While away Master arranged for our housekeeper to begin the process to ready the house for Passover, which is at least to mouse a horrible process of cleaning from top to bottom removing every speck of dust and possible crumb from every carpet fiber in the house using only a candle for light and a pair of tweezers. Ok, that last bit was bit of hyperbole, but you probably get the idea that it's an intense process. 

It isn't easy this year for any of us. Especially for Master (and our whole family), so that's why mouse is going the extra mile even though we aren't hosting, but it's hard since mouse isn't Jewish and wasn't raised with this idea.

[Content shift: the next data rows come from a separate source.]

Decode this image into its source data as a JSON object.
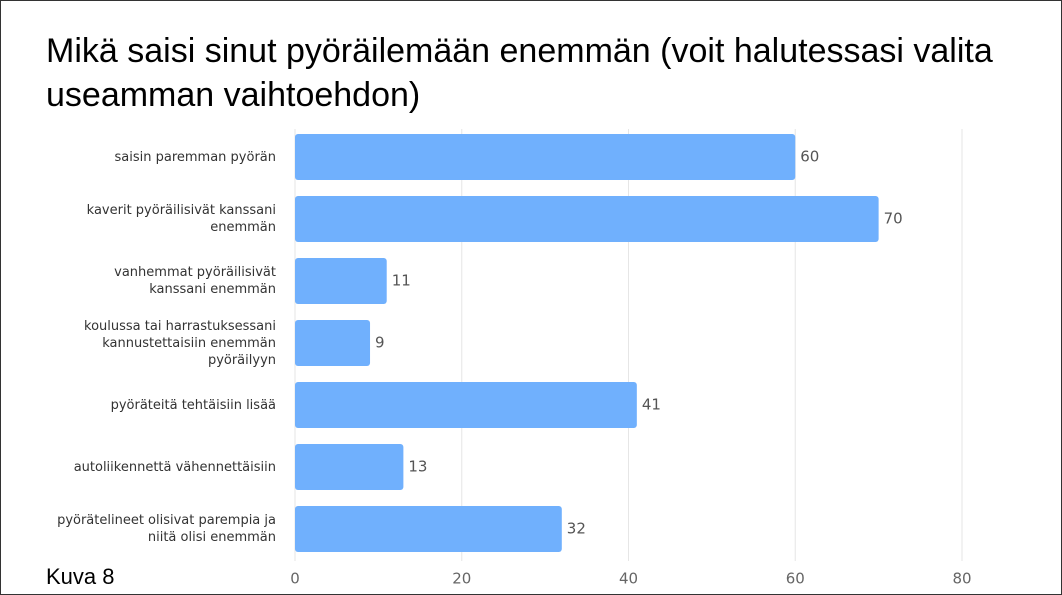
{
  "chart_data": {
    "type": "bar",
    "orientation": "horizontal",
    "title": "Mikä saisi sinut pyöräilemään enemmän (voit halutessasi valita useamman vaihtoehdon)",
    "caption": "Kuva 8",
    "categories": [
      "saisin paremman pyörän",
      "kaverit pyöräilisivät kanssani enemmän",
      "vanhemmat pyöräilisivät kanssani enemmän",
      "koulussa tai harrastuksessani kannustettaisiin enemmän pyöräilyyn",
      "pyöräteitä tehtäisiin lisää",
      "autoliikennettä vähennettäisiin",
      "pyörätelineet olisivat parempia ja niitä olisi enemmän"
    ],
    "values": [
      60,
      70,
      11,
      9,
      41,
      13,
      32
    ],
    "color": "#70b0fd",
    "xlim": [
      0,
      80
    ],
    "xticks": [
      0,
      20,
      40,
      60,
      80
    ],
    "grid": true
  }
}
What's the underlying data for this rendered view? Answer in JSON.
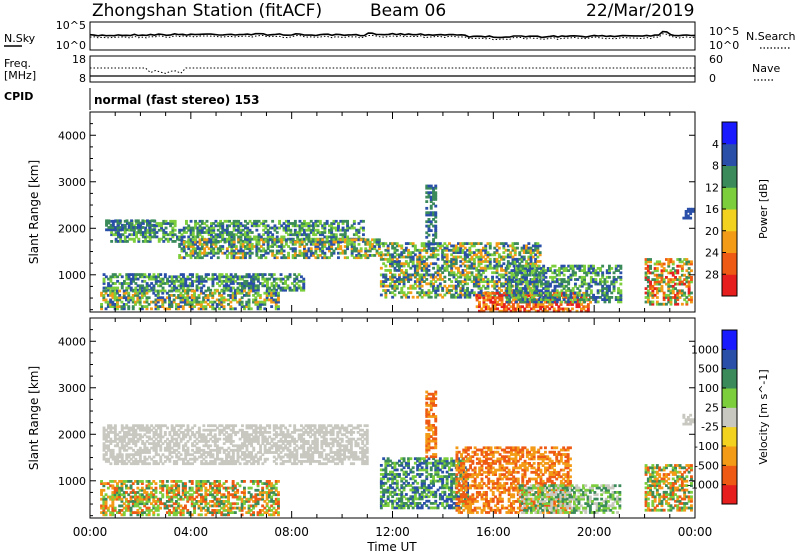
{
  "header": {
    "station": "Zhongshan Station (fitACF)",
    "beam": "Beam 06",
    "date": "22/Mar/2019",
    "mode": "normal (fast stereo) 153"
  },
  "side_labels": {
    "nsky": "N.Sky",
    "freq_line1": "Freq.",
    "freq_line2": "[MHz]",
    "cpid": "CPID",
    "nsearch": "N.Search",
    "nave": "Nave"
  },
  "noise_panel": {
    "left_ticks": [
      "10^5",
      "10^0"
    ],
    "right_ticks": [
      "10^5",
      "10^0"
    ]
  },
  "freq_panel": {
    "left_ticks": [
      "18",
      "8"
    ],
    "right_ticks": [
      "60",
      "0"
    ]
  },
  "chart_data": [
    {
      "type": "heatmap",
      "name": "power",
      "ylabel": "Slant Range [km]",
      "xlabel": "",
      "x_tick_labels": [
        "00:00",
        "04:00",
        "08:00",
        "12:00",
        "16:00",
        "20:00",
        "00:00"
      ],
      "y_tick_labels": [
        "1000",
        "2000",
        "3000",
        "4000"
      ],
      "ylim": [
        200,
        4500
      ],
      "colorbar": {
        "label": "Power [dB]",
        "tick_labels": [
          "4",
          "8",
          "12",
          "16",
          "20",
          "24",
          "28"
        ],
        "colors": [
          "#1a1aff",
          "#2a4fa8",
          "#3a8a5a",
          "#7cce3c",
          "#f2d21e",
          "#f39b16",
          "#ee5a14",
          "#e61e1e"
        ]
      },
      "colors_by_level": [
        "#2a4fa8",
        "#3a8a5a",
        "#7cce3c",
        "#f39b16",
        "#ee5a14",
        "#e61e1e"
      ],
      "regions": [
        {
          "t": [
            0.8,
            10.8
          ],
          "r": [
            1700,
            2150
          ],
          "lv": [
            0,
            1,
            2
          ]
        },
        {
          "t": [
            0.6,
            2.5
          ],
          "r": [
            1950,
            2150
          ],
          "lv": [
            0,
            1
          ]
        },
        {
          "t": [
            3.5,
            11.5
          ],
          "r": [
            1350,
            1750
          ],
          "lv": [
            0,
            1,
            2,
            3
          ]
        },
        {
          "t": [
            0.5,
            8.5
          ],
          "r": [
            650,
            1000
          ],
          "lv": [
            0,
            1,
            2
          ]
        },
        {
          "t": [
            0.4,
            7.5
          ],
          "r": [
            250,
            650
          ],
          "lv": [
            0,
            1,
            2,
            3
          ]
        },
        {
          "t": [
            11.5,
            17.8
          ],
          "r": [
            500,
            1700
          ],
          "lv": [
            0,
            1,
            2,
            3
          ]
        },
        {
          "t": [
            15.3,
            19.8
          ],
          "r": [
            200,
            600
          ],
          "lv": [
            3,
            4,
            5
          ]
        },
        {
          "t": [
            16.5,
            21.0
          ],
          "r": [
            400,
            1200
          ],
          "lv": [
            0,
            1,
            2
          ]
        },
        {
          "t": [
            22.0,
            24.0
          ],
          "r": [
            350,
            1350
          ],
          "lv": [
            1,
            2,
            3,
            4,
            5
          ]
        },
        {
          "t": [
            13.3,
            13.7
          ],
          "r": [
            1500,
            2900
          ],
          "lv": [
            0,
            1
          ]
        },
        {
          "t": [
            23.5,
            24.0
          ],
          "r": [
            2200,
            2400
          ],
          "lv": [
            0
          ]
        }
      ]
    },
    {
      "type": "heatmap",
      "name": "velocity",
      "ylabel": "Slant Range [km]",
      "xlabel": "Time UT",
      "x_tick_labels": [
        "00:00",
        "04:00",
        "08:00",
        "12:00",
        "16:00",
        "20:00",
        "00:00"
      ],
      "y_tick_labels": [
        "1000",
        "2000",
        "3000",
        "4000"
      ],
      "ylim": [
        200,
        4500
      ],
      "colorbar": {
        "label": "Velocity [m s^-1]",
        "tick_labels": [
          "1000",
          "500",
          "100",
          "25",
          "-25",
          "-100",
          "-500",
          "-1000"
        ],
        "colors": [
          "#1a1aff",
          "#2a4fa8",
          "#3a8a5a",
          "#7cce3c",
          "#c8c8c0",
          "#f2d21e",
          "#f39b16",
          "#ee5a14",
          "#e61e1e"
        ]
      },
      "colors_by_level": [
        "#2a4fa8",
        "#3a8a5a",
        "#7cce3c",
        "#c8c8c0",
        "#f39b16",
        "#ee5a14"
      ],
      "regions": [
        {
          "t": [
            0.5,
            11.0
          ],
          "r": [
            1350,
            2200
          ],
          "lv": [
            3
          ]
        },
        {
          "t": [
            0.4,
            7.5
          ],
          "r": [
            250,
            1000
          ],
          "lv": [
            4,
            5,
            1,
            2
          ]
        },
        {
          "t": [
            11.5,
            15.0
          ],
          "r": [
            400,
            1500
          ],
          "lv": [
            0,
            1,
            2
          ]
        },
        {
          "t": [
            14.5,
            19.0
          ],
          "r": [
            300,
            1700
          ],
          "lv": [
            4,
            5
          ]
        },
        {
          "t": [
            17.0,
            21.0
          ],
          "r": [
            300,
            900
          ],
          "lv": [
            2,
            3,
            1
          ]
        },
        {
          "t": [
            22.0,
            24.0
          ],
          "r": [
            350,
            1350
          ],
          "lv": [
            1,
            2,
            4,
            5
          ]
        },
        {
          "t": [
            13.3,
            13.7
          ],
          "r": [
            1500,
            2900
          ],
          "lv": [
            4,
            5
          ]
        },
        {
          "t": [
            23.5,
            24.0
          ],
          "r": [
            2200,
            2400
          ],
          "lv": [
            3
          ]
        }
      ]
    }
  ]
}
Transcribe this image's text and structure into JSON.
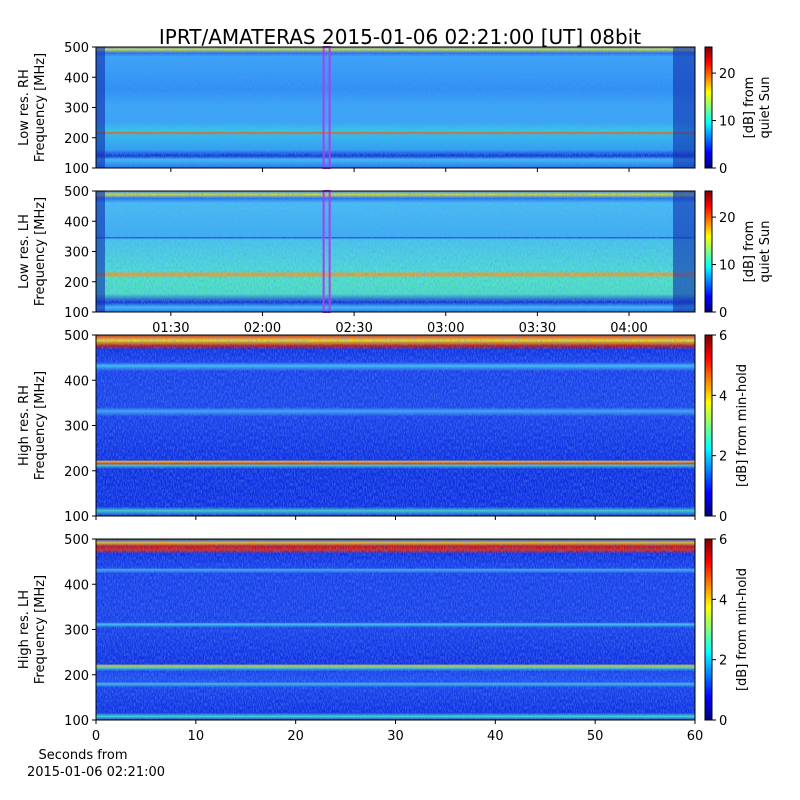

Now more than any year, mouse feels adrift and wishing she'd kept notes on what to do and when. it's the realization how heavily she relied on her mother-in-law for guidance.

As though he saw mouse breaking down, Master stopped the obsessing mouse was doing and told her to relax. He even sent her to bed early one night. He said we'll get there slowly. Just like that mouse felt him pull her back to where he is. He said he should have asked one of his sister in laws to send over a guid of sorts but really that was mouse's fault (although he didn't blame her). There was this arrogance she felt that she could just do this. It'll be easy she thought -- she's done it before, but that was always with the guidance of his mother and never fully on her own. Sure there are resources like books and youtube videos, but getting advice from someone who's done it many time is different. There are plenty of videos but few go into any meaningful detail. Most focus on the spiritual connection they feel with the holiday, which isn't wrong except that mouse needs details.


Roz said...

Hi Mouse, I can totally understand your worry, you will get there and I'm sure it will be perfect. Maybe SIL can still help and give you the information you need?


Anonymous said...

Judaism can be practiced in so many ways. But in the end, it's the meaning not the act.

DelFonte said...

Showing my ignorance here, but how does cleaning at Passover differ from general Spring cleaning? (I once worked as a maid in a hotel, which saved my mother 'teaching' me how to clean)

mostly mouse said...

That is basically what her sister in law (actually both of them) said to mouse recently.

mostly mouse said...

They all did! It was wonderful, one even gave mouse a journal she kept the last few years of what worked and what didn't for her family. It is a valuable resource for mouse.

mostly mouse said...

It is a highly involved process of removing everything from your house that contains or contained flour, yeast and other things. Cabinets must be completely emptied, crumbs removed (and even cabinets that contain canned stuff seem to all have crumbs in them). (mother in law, would take bundles of crumbs, and leave them for the kids to find on the last night of cleaning, when you search for the last remaining with a candle -- so not kidding about that).

Every speck of dust, because that can contain microscopic stuff...Pot and pans must be cleansed in a specific way or removed from the house. Dishes you normally use cannot be used for seder (usually one has a set of dishes used just for that time and everything that goes along with it). Foods are kept totally kosher. Anything non-kosher is removed -- weirdly it can be sold to a non-jew.

If you store items, sister in law said you cannot have access to it. So if you store those items in a seldom used closet, the closet door cannot be opened during passover at all.

But in the end the house is very there's that.